Iran, Russia Agree on Delivery of S300 Defense System
Tehran and Moscow signed an agreement to broaden their defensive cooperation and also resolve the problem with the delivery of Russia's S300 missile defense systems to Iran.
The agreement was signed by Iranian Defense Minister Brigadier General Hossein Dehqan and his visiting Russian counterpart General Sergei Shoigu in a meeting in Tehran on Tuesday.
The Iranian and Russian defense ministers agreed to resolve the existing problems which have prevented the delivery of Russia's advanced air defense systems to Iran in recent years.
The two sides also agreed to broaden their defense cooperation and joint campaign against terrorism and extremism.
In 2007, Iran signed a contract worth $800mln to buy five Russian S300 missile defense systems.
But the deal was scrapped in 2010 by the then-Russian President Dmitry Medvedev, who was unilaterally expanding on sanctions against Iran imposed by the UN Security Council.
Iran filed a $4bln lawsuit against Russia in the international arbitration court in Geneva, which is currently pending review.

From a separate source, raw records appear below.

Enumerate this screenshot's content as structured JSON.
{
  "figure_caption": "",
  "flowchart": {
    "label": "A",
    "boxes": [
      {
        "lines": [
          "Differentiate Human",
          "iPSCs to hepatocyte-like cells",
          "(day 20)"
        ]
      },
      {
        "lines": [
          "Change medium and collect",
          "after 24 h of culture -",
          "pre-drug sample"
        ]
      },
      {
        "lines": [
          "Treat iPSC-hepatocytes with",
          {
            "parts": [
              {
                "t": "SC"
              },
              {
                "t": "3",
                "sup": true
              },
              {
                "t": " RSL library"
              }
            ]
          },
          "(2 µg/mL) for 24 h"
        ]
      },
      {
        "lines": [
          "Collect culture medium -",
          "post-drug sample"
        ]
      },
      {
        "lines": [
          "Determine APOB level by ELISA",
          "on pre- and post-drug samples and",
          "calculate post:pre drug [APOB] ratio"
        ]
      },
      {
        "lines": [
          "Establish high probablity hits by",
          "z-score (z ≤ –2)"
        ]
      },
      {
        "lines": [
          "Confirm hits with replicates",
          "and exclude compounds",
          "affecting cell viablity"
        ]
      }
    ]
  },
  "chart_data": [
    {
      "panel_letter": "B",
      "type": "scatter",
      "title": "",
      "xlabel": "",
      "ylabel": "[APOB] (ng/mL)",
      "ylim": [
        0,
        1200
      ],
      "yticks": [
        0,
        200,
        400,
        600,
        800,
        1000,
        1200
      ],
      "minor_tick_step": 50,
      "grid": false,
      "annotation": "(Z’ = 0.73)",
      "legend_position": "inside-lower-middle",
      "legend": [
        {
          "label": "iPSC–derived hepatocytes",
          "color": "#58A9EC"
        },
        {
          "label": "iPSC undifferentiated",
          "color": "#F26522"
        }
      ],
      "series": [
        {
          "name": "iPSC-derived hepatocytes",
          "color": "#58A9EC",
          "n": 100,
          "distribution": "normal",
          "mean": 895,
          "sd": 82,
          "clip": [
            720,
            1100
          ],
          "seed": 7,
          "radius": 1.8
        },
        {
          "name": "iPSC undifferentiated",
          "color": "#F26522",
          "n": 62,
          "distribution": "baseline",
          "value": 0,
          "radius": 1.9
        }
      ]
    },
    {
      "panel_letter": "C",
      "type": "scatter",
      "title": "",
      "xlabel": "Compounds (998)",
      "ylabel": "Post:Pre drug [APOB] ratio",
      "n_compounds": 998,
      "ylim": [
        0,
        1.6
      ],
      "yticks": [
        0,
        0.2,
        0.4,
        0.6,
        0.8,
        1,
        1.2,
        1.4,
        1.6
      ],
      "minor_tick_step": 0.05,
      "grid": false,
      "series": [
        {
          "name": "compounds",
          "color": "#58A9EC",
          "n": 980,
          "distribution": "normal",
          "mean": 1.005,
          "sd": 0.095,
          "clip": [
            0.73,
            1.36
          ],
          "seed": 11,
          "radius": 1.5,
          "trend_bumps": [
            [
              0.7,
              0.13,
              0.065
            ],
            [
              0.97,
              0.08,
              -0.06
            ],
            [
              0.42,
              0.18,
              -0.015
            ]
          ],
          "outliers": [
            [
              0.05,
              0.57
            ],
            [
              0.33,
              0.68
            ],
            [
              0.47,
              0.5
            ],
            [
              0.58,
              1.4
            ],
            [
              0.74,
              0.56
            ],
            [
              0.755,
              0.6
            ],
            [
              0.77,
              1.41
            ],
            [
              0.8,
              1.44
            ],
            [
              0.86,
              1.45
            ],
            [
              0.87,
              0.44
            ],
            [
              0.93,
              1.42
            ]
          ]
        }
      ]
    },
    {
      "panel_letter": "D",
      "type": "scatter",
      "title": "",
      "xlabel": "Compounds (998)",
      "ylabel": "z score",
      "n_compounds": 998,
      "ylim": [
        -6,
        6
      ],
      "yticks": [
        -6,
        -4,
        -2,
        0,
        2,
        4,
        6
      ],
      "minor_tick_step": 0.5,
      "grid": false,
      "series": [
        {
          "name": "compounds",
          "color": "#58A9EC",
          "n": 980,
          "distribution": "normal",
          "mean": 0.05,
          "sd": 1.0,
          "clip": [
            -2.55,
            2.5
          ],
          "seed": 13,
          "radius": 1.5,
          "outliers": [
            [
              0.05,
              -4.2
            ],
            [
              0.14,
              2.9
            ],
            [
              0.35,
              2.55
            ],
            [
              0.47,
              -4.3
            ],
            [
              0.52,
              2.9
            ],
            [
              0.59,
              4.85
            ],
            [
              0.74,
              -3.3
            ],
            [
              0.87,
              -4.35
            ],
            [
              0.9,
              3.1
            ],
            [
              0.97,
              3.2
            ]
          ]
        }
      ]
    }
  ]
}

Moscow has struggled to have the lawsuit dropped, including by offering the Tor anti-aircraft systems as replacement, media reported in August, adding that the offer was rejected by Tehran.
The Antei-2500, however, may be a better solution, the reports said. The system does not formally fall under the existing sanctions against Iran while still being useful for the Middle-Eastern country.
While the S-300 was developed for the use by missile defense forces, the Antei-2500 was specifically tailored for the needs of ground forces, which could also be an advantage for Iran, known for its large land force.
Later, Iran rejected the offer, stressing that it would not change its order.
The S-300 is a series of Russian long range surface-to-air missile systems produced by NPO Almaz, all based on the initial S-300P version. The S-300 system was developed to defend against aircraft and cruise missiles for the Soviet Air Defense Forces. Subsequent variations were developed to intercept ballistic missiles.
The S-300 system was first deployed by the Soviet Union in 1979, designed for the air defense of large industrial and administrative facilities, military bases, and control of airspace against enemy strike aircraft.